If you have built other types of fence (barbed or woven) then you will most likely enjoy the ease in which you can put up a high-tensile (HT) electric fence. Below are some of the basics to help you get started off on the right foot. For this article we will be using wood corner posts, seven strands of HT wire and PasturePro line posts. Yes, I realize that this may seem really basic and elementary to you seasoned fence builders, but for the first-timers it should be helpful.
Prepare your fence line: Locate your corners and clear out all debris, brush and obstacles before you begin your fence building. Preferably, a wide enough pathway should be cleared so that you can drive down the entire fence. Fill and level as necessary.
Set end and corner assemblies: These are essential on all types of fence, and none the less important with a HT fence. As a general recommendation I would suggest setting the end or corner posts, but not the brace post until you have pulled a guide wire.
With the corner posts set, put a mark on the back of the post where your wires will be located, from the ground up. This will tell you where to attach your end strain insulators later. You can drive a fence staple on these to secure and keep them from sliding up and down the wood corner post.
Pull the guide wire: The guide wire will establish a straight fence line from corner to corner. A little extra attention here will assure a good straight fence line. This guide wire will be staying on the fence, so go ahead and tie or crimp on your end strain insulator of choice and mount at the location of your lowest strand of wire, at both ends. Install a wire tensioner and tighten up the guide wire.
Now the most important part of the guide wire – snap it up and down and make sure that it is straight. Go out to the middle of the run and do the same. If you have hills or rises you will need to snap it at these places to get it straight. Now you have a straight line from corner to corner that establishes where your brace posts, gate posts and line posts will go. It doesn’t hurt to drive a post in a little ways in the middle of the line after snapping and then sighting from corner to corner to ensure you are straight.
Set your brace posts: Now that the fence line is established with the guide wire you can locate your brace posts. These may be either a traditional “H” Brace or a Floating Brace.
Install your line posts: You should already know what the spacing between your line posts will be. First I put a mark on the posts indicating the depth I want them in the ground. I usually pace out the distance and lay a PasturePro post at these locations. I generally use a pilot driver for my line posts, or if you have good soil you may not need one. Position your line post according to the guide wire. I pilot the holes with a pilot driver, and drive the posts with a manual post driver. I will continually sight down my post line to make sure that all post are true and straight, making any corrections as I go.

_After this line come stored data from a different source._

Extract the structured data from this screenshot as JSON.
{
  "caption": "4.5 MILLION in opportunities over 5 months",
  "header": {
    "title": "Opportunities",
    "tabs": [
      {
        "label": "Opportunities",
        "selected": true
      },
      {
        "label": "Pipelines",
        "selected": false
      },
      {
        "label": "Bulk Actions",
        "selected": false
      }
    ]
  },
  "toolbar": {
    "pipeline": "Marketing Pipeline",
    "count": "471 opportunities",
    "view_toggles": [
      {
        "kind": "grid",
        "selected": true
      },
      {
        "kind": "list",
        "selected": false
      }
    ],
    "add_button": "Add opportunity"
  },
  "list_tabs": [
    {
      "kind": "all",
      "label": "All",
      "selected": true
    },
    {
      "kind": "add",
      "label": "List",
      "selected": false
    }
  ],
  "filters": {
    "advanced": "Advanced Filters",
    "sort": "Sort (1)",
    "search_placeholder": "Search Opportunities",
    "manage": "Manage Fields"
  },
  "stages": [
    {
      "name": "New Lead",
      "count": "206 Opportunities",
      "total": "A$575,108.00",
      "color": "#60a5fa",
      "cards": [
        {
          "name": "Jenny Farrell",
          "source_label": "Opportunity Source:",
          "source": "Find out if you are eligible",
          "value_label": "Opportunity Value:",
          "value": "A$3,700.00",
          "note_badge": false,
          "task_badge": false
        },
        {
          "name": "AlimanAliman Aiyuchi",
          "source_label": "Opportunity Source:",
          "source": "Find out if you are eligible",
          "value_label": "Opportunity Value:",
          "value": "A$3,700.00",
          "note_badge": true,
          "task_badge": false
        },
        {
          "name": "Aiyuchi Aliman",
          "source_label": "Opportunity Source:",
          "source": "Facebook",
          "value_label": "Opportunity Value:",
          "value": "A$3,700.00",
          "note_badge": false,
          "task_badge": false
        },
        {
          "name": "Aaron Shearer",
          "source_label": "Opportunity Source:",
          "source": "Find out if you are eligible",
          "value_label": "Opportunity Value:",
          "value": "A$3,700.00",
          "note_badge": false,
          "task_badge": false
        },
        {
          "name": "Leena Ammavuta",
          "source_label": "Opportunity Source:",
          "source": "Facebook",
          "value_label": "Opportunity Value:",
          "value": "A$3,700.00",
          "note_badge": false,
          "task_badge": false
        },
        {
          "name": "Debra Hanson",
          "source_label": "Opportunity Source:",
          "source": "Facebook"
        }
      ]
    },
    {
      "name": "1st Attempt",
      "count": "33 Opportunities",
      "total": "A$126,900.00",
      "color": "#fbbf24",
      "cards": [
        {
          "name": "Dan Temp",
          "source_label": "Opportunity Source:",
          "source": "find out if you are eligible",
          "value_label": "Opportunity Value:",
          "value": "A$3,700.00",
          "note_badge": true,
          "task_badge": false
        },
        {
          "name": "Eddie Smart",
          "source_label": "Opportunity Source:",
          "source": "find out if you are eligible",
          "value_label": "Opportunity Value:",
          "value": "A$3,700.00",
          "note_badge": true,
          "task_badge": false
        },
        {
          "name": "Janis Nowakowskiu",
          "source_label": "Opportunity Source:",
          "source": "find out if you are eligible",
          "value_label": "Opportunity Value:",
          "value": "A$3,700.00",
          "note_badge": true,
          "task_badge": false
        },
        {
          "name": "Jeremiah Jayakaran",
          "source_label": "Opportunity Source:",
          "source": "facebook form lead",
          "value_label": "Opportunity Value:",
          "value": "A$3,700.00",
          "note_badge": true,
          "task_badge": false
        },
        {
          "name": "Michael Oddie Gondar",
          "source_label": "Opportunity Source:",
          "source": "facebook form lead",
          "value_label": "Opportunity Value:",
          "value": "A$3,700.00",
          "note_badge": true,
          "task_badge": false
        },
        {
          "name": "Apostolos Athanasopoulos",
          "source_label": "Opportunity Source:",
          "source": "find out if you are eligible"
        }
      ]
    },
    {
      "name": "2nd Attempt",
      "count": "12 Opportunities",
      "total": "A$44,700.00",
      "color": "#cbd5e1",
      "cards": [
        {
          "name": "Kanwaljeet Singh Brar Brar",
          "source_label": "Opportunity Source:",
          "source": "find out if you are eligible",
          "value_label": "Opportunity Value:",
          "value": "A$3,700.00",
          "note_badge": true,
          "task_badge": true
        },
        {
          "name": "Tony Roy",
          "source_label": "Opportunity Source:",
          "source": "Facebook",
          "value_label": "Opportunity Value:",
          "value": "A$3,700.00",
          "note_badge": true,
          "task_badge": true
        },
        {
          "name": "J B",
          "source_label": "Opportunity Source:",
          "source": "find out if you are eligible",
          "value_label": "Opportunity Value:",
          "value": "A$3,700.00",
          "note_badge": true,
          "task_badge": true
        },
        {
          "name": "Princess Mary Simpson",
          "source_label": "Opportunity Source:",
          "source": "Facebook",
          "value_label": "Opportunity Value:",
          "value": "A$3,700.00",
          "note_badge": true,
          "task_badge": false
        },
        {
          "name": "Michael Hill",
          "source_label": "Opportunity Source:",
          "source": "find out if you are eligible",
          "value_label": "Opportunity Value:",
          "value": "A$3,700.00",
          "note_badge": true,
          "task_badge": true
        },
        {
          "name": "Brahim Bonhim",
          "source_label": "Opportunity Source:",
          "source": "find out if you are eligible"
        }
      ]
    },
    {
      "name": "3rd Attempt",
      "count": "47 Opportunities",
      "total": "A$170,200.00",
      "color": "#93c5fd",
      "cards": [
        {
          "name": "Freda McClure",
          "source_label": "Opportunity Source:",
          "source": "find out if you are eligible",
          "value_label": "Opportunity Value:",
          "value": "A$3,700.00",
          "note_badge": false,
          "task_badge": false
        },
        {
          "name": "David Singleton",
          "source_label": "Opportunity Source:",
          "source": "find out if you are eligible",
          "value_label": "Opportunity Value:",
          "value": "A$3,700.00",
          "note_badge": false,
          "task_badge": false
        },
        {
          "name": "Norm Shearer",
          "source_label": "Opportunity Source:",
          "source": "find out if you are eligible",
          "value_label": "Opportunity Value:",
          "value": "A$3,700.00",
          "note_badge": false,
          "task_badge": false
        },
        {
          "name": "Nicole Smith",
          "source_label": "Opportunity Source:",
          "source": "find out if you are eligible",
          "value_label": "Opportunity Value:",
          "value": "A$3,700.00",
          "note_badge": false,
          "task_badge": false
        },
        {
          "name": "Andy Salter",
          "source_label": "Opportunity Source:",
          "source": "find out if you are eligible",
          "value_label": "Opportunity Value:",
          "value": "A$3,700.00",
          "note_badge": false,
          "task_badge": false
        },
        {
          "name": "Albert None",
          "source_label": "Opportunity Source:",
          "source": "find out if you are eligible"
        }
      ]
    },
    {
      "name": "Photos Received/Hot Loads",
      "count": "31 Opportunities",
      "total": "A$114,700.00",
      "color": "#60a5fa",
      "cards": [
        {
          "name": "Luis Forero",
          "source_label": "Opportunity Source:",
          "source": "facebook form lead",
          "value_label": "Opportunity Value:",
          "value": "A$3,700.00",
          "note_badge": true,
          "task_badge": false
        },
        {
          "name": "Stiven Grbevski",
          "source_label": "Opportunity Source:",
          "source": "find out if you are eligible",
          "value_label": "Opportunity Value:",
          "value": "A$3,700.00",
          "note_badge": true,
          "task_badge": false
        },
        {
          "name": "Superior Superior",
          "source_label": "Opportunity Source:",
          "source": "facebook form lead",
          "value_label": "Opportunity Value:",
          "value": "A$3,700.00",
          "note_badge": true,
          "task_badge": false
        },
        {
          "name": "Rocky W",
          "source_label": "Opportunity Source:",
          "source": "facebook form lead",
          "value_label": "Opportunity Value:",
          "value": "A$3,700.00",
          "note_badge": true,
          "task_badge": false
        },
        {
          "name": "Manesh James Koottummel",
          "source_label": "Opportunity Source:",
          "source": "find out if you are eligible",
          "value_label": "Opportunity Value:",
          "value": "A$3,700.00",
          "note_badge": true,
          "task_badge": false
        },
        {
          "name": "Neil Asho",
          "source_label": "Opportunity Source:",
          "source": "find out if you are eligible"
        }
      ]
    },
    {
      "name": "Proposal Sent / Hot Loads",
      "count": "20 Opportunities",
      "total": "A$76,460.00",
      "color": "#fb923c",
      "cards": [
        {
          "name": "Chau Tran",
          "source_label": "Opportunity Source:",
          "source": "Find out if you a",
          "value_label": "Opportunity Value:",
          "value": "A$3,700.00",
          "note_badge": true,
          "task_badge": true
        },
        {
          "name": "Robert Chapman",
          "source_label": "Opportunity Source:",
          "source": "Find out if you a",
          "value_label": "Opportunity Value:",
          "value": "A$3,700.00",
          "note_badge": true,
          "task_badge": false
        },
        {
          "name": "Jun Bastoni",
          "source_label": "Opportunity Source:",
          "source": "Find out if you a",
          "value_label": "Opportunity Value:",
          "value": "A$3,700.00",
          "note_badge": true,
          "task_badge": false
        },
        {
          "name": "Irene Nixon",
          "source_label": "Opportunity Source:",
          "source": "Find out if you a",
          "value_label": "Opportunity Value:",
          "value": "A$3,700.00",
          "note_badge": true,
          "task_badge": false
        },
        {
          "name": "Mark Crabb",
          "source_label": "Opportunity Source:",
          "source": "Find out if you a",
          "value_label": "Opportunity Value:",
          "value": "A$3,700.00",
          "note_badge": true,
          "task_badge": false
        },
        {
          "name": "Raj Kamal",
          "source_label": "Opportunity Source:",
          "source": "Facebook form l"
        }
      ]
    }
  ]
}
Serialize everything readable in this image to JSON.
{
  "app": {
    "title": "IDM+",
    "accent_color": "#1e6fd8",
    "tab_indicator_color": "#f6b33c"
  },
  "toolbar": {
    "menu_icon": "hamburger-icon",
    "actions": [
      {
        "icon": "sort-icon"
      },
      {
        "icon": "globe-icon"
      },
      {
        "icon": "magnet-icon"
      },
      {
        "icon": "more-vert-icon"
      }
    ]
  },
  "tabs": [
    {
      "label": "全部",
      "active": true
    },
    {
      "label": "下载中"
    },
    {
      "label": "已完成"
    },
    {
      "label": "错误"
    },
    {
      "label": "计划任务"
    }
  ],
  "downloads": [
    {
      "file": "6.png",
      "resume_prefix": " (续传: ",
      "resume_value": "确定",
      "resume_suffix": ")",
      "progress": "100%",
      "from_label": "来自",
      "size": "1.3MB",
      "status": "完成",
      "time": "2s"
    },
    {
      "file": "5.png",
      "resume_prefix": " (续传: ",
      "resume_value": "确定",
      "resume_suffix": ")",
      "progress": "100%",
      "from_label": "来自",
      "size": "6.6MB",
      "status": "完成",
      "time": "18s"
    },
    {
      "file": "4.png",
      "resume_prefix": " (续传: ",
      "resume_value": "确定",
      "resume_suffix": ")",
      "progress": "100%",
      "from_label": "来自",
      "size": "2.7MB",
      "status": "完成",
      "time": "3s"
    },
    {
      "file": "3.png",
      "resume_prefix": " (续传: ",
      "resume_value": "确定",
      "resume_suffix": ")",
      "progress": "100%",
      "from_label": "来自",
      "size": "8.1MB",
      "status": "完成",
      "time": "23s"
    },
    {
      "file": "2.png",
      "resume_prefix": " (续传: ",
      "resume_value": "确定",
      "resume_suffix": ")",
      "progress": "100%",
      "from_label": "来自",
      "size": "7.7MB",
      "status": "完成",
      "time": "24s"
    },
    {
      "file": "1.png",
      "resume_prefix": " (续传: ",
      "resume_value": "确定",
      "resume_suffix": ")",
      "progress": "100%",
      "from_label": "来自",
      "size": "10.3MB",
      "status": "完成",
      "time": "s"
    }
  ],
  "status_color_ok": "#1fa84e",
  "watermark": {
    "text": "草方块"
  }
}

Install end strain insulators: Install the other six end strain insulators at both ends according to the marks we previously made on the corner posts. Use a short length of HT wire to go around the post into your end insulator. Hand knot or crimp the wire connections. You could slip an extra crimp sleeve on the fence wire at this point to already have it in place for installing your jumper wires later.
Drill the line posts: Now is a good time to field drill your PasturePro posts. I generally have a drill guide or make one out of a yard stick or lightweight wooden board that indicates my wire vertical wire spacing. I use a 7/32” or 3/16” bit to drill for the cotter pins. If another person is available to do the drilling, then others can begin pulling your fence wires.
Attach the guide wire to the posts: Now that the line posts are in, the guide wire should be attached to the posts with a cotter pin. This will get it out of your way, as you prepare to pull the other six strands of wire.
Pull the rest of your wires: I have pulled multiple wires at a time, however it is sometimes hard to keep them apart in the grass, so I would advise that if you are just starting out, to just pull one wire at a time. With your spinning jenny at one corner, pull a wire to the other end. Attach to the insulator at the other end.
You can install cotter pins on your way back as well as install a tensioner at the midway point. Now at the other end you can cut the wire and attach to end insulator. You’re ready to pull another wire. When I get to the midpoint I will usually go ahead and tension the previous wire to get it off the ground and out of the way of the next wire. As you go back and forth you can install cotter pins on about every third post, coming back later to install the final cotter pins.
Check wire tension: Now, with all the cotter pins in place you should go out to the midpoint where your tensioners are and recheck your wire tension to make sure that all wires are tightened the same. 150 to 250 foot pounds is all that is required and a slight sag between line posts is acceptable.
Now step back and admire your efforts and you’re ready for the next section. After all the sides are up you can now go back and install jumpers and routing for your electric fence charger for your hot wires.
This procedure is basically the same for coated wire, ropes or high-tensile. With the ropes you will not need an in-line tensioner as you will be tensioning with a rope ratchet.